When one tugs at a single thing in Nature, he finds it hitched to the rest of the universe.” — John Muir
While BBQ ribs, burgers, hotdogs and steaks may be part of the summer grill-out fun, try something different. Go vegetarian for a day. It’s a way to be kind to Mother Earth, cut down on costs and practice non-violence. This radical idea is something that is not new. Since ancient times cultures around the world have encouraged vegetarian practices as a way to deepen spirituality. In India, vegetarianism is a way of life. Dhal (Indian lentils) with rice, vegetable kormas, and curry dishes are part of a wide array of ways to eat vegetarian that are both exquisitely tasty and also respectful to the environment and animals.
The Vegetarian Times study conducted in 2008 stated that 7.3 million Americans follow vegetarian diets.

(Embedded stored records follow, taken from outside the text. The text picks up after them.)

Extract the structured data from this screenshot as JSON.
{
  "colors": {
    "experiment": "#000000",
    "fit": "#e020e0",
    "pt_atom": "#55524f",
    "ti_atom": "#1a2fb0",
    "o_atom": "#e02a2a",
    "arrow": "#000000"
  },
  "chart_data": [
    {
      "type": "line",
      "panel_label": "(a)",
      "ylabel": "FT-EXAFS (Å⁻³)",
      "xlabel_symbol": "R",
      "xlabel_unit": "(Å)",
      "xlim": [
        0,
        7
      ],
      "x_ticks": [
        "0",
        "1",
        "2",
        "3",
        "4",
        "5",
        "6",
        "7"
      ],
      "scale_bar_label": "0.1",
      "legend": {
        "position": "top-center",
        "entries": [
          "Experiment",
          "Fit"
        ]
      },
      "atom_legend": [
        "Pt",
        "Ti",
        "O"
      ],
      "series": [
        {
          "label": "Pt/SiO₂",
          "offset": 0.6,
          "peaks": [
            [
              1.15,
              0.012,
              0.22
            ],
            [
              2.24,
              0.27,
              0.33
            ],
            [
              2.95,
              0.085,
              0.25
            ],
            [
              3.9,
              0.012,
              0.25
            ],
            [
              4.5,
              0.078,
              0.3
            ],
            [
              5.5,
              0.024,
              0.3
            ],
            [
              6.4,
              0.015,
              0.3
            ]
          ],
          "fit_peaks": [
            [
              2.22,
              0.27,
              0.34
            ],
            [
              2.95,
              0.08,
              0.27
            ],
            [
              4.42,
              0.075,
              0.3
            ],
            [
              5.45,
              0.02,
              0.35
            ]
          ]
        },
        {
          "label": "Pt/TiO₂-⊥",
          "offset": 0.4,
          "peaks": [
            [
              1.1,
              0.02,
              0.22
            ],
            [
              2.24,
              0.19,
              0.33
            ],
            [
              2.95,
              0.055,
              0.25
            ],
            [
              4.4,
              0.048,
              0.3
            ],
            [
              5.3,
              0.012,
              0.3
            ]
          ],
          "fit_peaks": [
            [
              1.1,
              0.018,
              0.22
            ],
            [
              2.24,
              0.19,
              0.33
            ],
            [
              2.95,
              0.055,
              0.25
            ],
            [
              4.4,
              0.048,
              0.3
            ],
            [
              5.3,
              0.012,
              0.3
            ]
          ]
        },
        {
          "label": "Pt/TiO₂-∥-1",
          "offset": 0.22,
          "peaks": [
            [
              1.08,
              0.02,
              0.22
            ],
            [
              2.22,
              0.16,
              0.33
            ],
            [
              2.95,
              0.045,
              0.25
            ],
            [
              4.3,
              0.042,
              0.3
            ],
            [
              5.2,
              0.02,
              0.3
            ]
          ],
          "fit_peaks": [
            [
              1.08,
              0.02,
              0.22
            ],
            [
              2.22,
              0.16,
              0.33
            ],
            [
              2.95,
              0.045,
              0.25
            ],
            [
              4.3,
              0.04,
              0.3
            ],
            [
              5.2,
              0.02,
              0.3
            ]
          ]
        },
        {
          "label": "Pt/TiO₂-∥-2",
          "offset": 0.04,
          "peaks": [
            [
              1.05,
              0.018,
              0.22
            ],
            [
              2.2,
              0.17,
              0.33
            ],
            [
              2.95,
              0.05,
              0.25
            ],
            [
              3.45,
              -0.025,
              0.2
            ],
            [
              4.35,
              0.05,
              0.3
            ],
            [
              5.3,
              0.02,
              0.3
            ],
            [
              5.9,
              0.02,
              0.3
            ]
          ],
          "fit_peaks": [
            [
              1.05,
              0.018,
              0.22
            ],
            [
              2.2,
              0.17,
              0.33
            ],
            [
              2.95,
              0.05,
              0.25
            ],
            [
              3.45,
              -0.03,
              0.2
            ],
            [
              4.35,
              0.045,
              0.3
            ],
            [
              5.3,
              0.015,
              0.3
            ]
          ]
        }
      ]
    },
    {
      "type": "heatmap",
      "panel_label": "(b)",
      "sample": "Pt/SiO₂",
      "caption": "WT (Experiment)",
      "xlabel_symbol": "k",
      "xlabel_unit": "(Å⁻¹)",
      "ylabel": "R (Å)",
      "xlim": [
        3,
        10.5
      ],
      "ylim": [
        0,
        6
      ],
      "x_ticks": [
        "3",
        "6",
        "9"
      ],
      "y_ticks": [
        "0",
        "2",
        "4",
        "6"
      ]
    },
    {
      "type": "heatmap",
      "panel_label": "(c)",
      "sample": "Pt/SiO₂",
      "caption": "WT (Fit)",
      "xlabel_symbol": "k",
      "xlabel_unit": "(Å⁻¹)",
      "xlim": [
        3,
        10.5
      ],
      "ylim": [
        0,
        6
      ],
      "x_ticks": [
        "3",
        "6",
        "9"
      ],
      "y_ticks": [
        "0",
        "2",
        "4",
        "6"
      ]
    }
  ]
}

Another 22 million eat a “vegetarian inclined diet” many of them to support health and wellness. Some famous vegetarians include Stella McCartney, fashion designer and daughter of Beatle, Paul; rock singer, Alanis Morisette; Russian novelist, Leo Tolstoy and Indian practitioner of non-violence, Mahatma Gandhi.
Many of us disconnect the meat on plates at restaurants from the actual animals we see in fields and on farms. That cute calf that we take our child or grandchild to pet at the petting zoo is the same veal that ends up on the plate. While we wouldn’t think of killing that calf and couldn’t bear to see it happen before our eyes, when we go out to dinner, we forget the bigger picture and forget the pain caused in putting meat or fish on a plate.
Trying a vegetarian diet for one day is a good spiritual practice. Turn it into an adventure and use it as a way to open the mind. Explore alternative ways to eat that don’t include meat. Asian restaurants and innovative vegetarian and vegan options are popping up everywhere. Grains like quinoa and amaranth make for interesting and tasty salads. Risottos, omelets and Mediteraen dishes like babaganoush and pitas with falafel may add flair to your table.